By Shankar Ramakrishnan

(Reuters) - A clarification of capital rules by the Federal Reserve may encourage U.S. banks to transfer more of the risk in their loan portfolios to investors, potentially letting them free up capital.

The Federal Reserve on Thursday clarified rules around capital treatment of a type of structured debt which involves the sale of credit-linked notes that carry the risk of losses on U.S. bank loan portfolios to investors.
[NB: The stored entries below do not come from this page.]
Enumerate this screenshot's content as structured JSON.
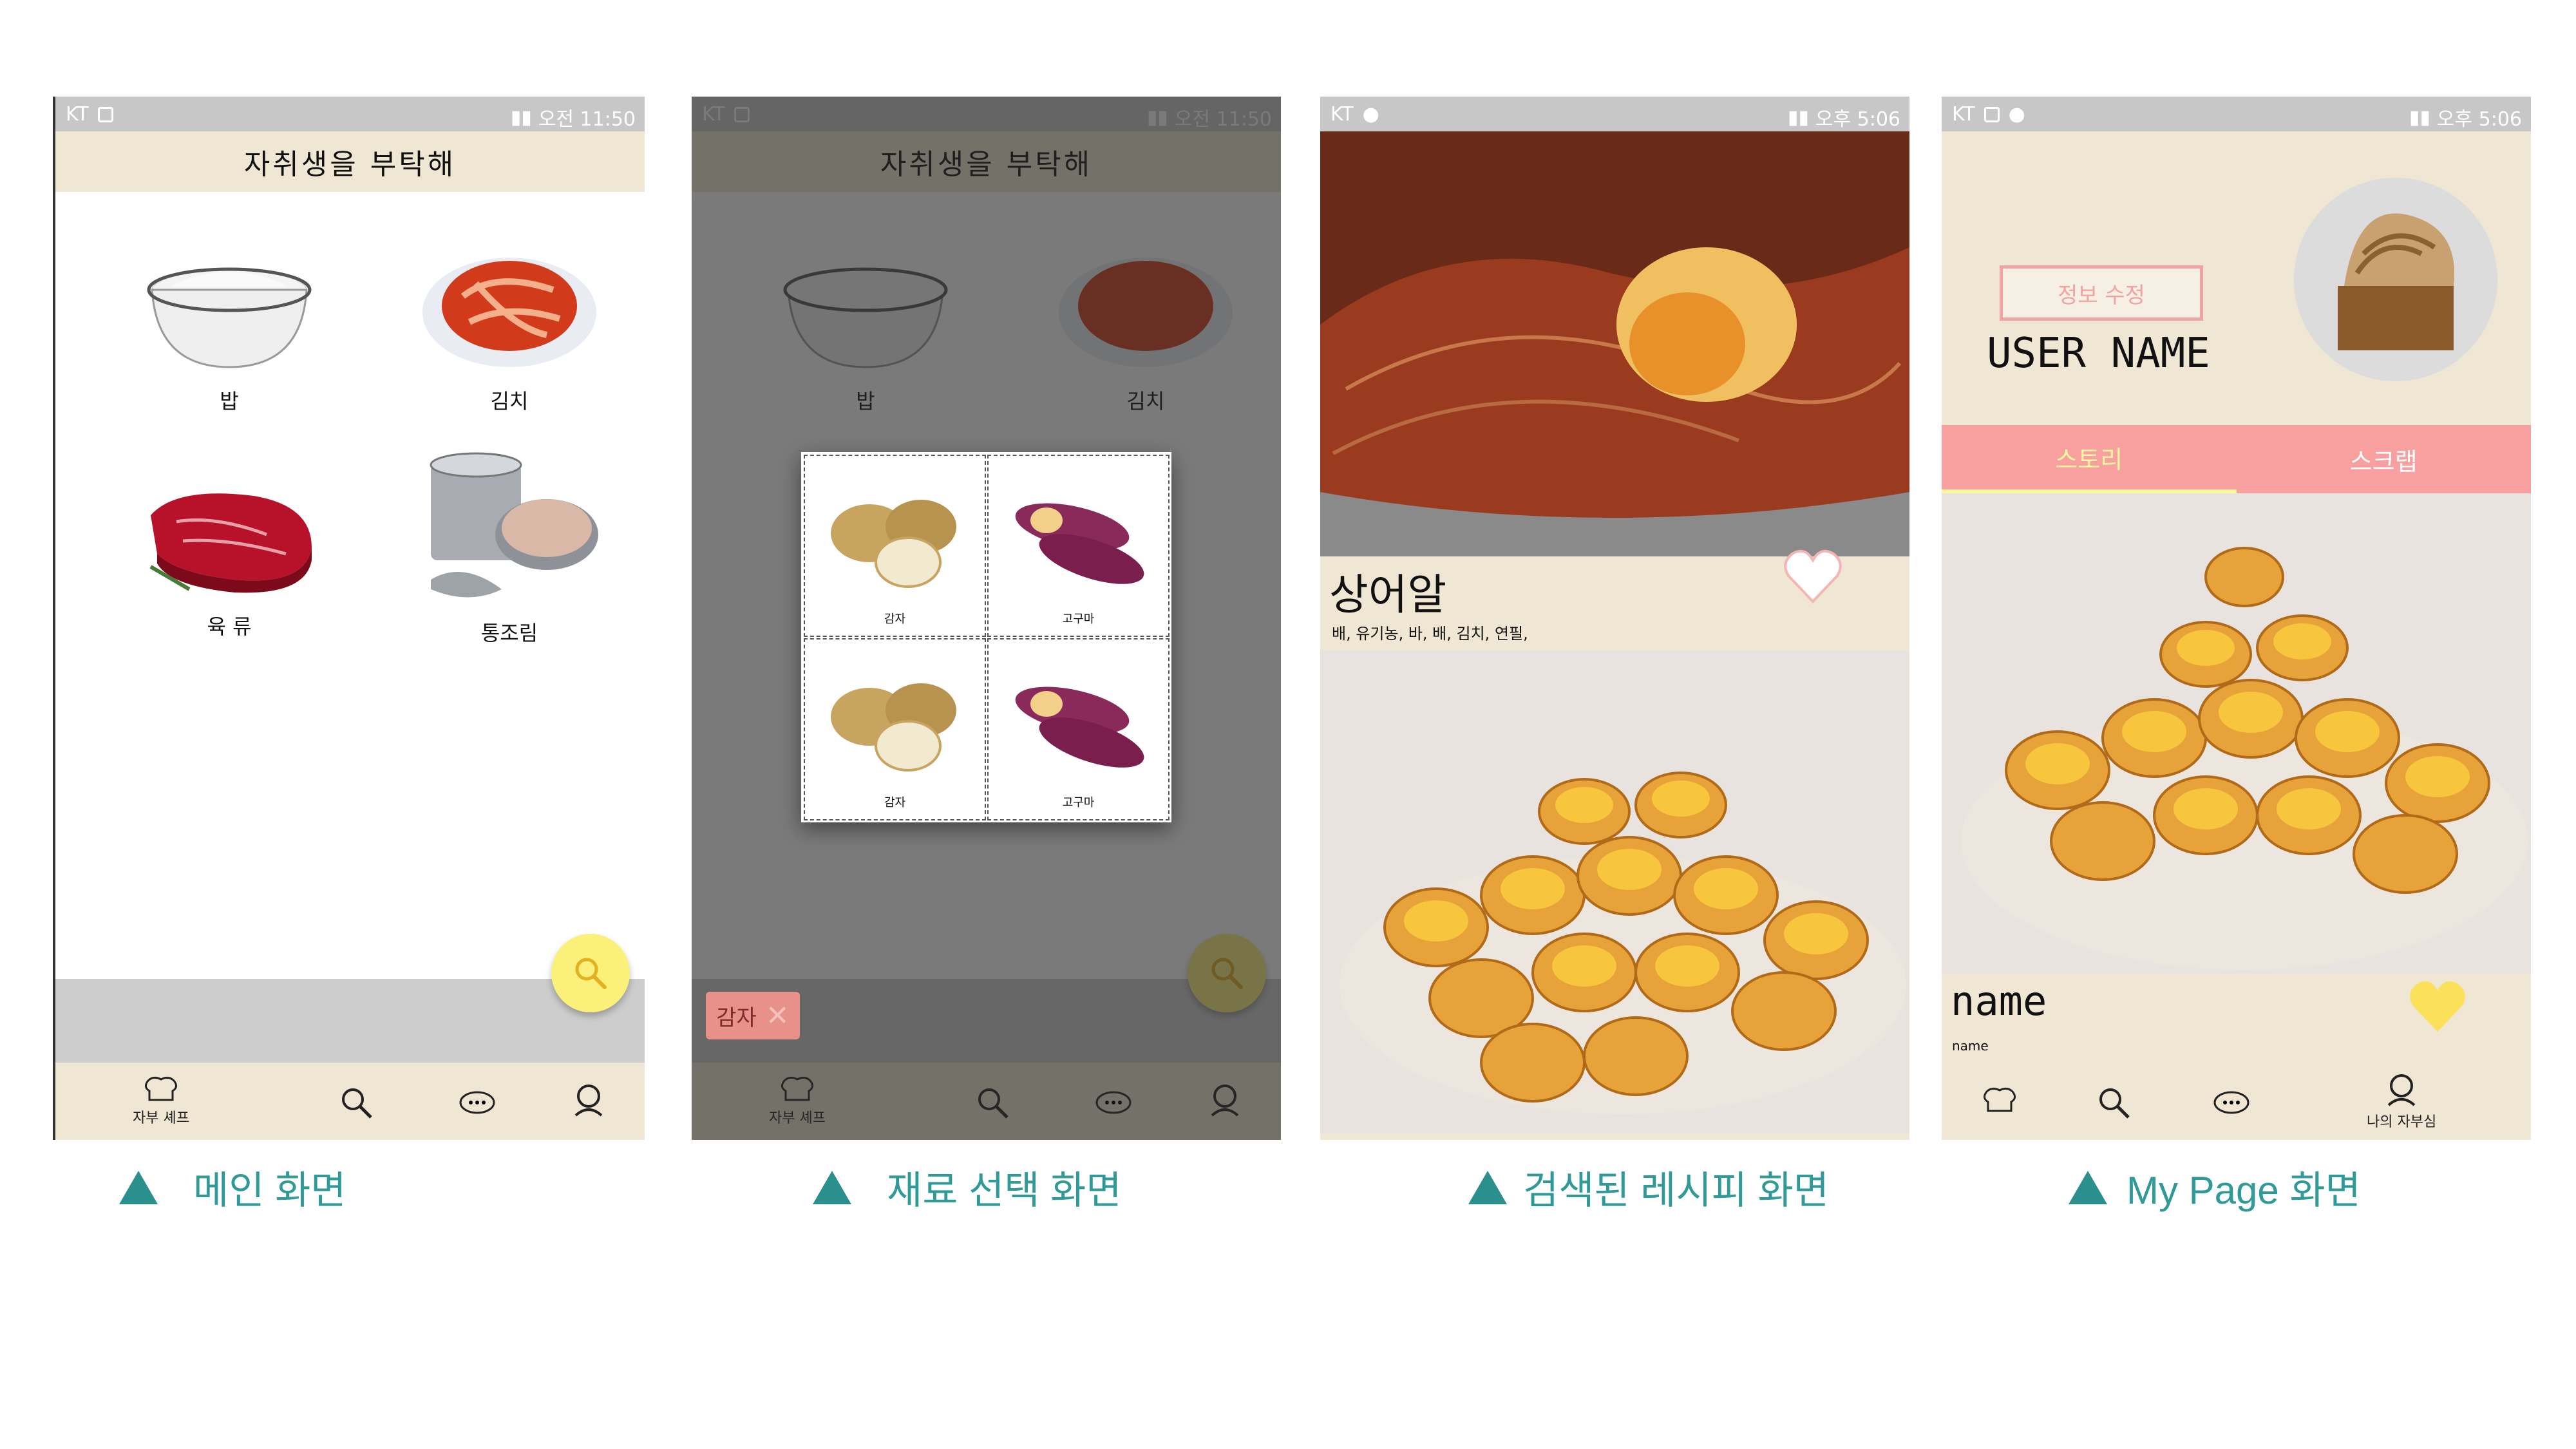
{
  "status": {
    "carrier": "KT",
    "time_am": "오전 11:50",
    "time_pm": "오후 5:06"
  },
  "app": {
    "title": "자취생을 부탁해"
  },
  "main": {
    "items": [
      {
        "label": "밥",
        "icon": "rice-bowl-icon"
      },
      {
        "label": "김치",
        "icon": "kimchi-icon"
      },
      {
        "label": "육 류",
        "icon": "meat-icon"
      },
      {
        "label": "통조림",
        "icon": "canned-food-icon"
      }
    ]
  },
  "nav": {
    "chef_label": "자부 셰프",
    "mypage_label": "나의 자부심"
  },
  "select": {
    "items": [
      {
        "label": "감자"
      },
      {
        "label": "고구마"
      },
      {
        "label": "감자"
      },
      {
        "label": "고구마"
      }
    ],
    "chip_label": "감자"
  },
  "recipe": {
    "name": "상어알",
    "ingredients": "배, 유기농, 바, 배, 김치, 연필,"
  },
  "mypage": {
    "edit_button": "정보 수정",
    "username": "USER NAME",
    "tabs": [
      "스토리",
      "스크랩"
    ],
    "post_title": "name",
    "post_sub": "name"
  },
  "captions": [
    "메인 화면",
    "재료 선택 화면",
    "검색된 레시피 화면",
    "My Page 화면"
  ],
  "colors": {
    "beige": "#efe6d3",
    "fab_yellow": "#fbf07a",
    "pink_tab": "#f8a0a0",
    "caption_teal": "#2f9a98"
  }
}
The announcement was made through a frequently asked questions format dated Thursday.

In these debt trades, U.S. banks issue credit-linked notes tied to the performance of a collection of loans or other financial exposures, and sell those to investors, letting them lower their risk-weighted assets, according to the Fed's Q&A.

By doing so, if they get capital relief, they would reduce the capital they need to keep against them for regulatory capital purposes, according to banking industry sources.

“There has certainly been growing interest in these transactions as banks seek regulatory capital relief," said Missy Dolski, global head of capital markets at alternative investment firm Varde Partners, an active investor in such products.

"This guidance makes it more clear what structures would need affirmative approval for capital relief and what is required to comply," she added.

The Fed clarified that synthetic securitization transactions – that refer to the performance of a set of loans in a bank’s balance sheet - by U.S. banks where credit-linked notes were sold through a special purpose vehicle (SPV) would automatically qualify for capital relief.

Directly issued credit-linked notes could also qualify but would need to be approved by the Fed, said the Q&A. These instruments are issued by a bank, but not through a SPV.

Such transactions, done privately, have been difficult to get done in the U.S., said Michael Bright, CEO of the Structured Finance Association.

“It has been an uphill struggle for banks to get approval for favorable capital treatment on credit risk transfer securitizations because a lot of U.S. regulators express knee-jerk skepticism on bespoke products,” said Bright.

Data on them are not public but banks supervised by the European Central Bank (ECB) completed a record 174 billion euros ($189 billion) of such deals last year, the regulator told Reuters in April.

A bank can normally transfer risks of losses equivalent to around 7% to 12% of a loan portfolio in a European trade, market sources previously said.

These clarifications come after growing calls for clarity on which of these bespoke trades issued by U.S. banks would qualify for capital relief, the banking industry sources said.

Major U.S. banks contacted for comment on the impact of the guidance either declined comment or did not immediately respond.

Investors provided credit protection for a whole pool of loans by buying the notes but their investments are reduced as losses accrue on this pool, said the Fed's Q&A.

In return, investors are usually paid a high yield which could be in the double-digits in some cases, said one of the banking sources.

“Allowing banks to buy credit protection on their loan portfolios would help banks continue to lend in a cost-effective manner while also protecting themselves,” said Bright.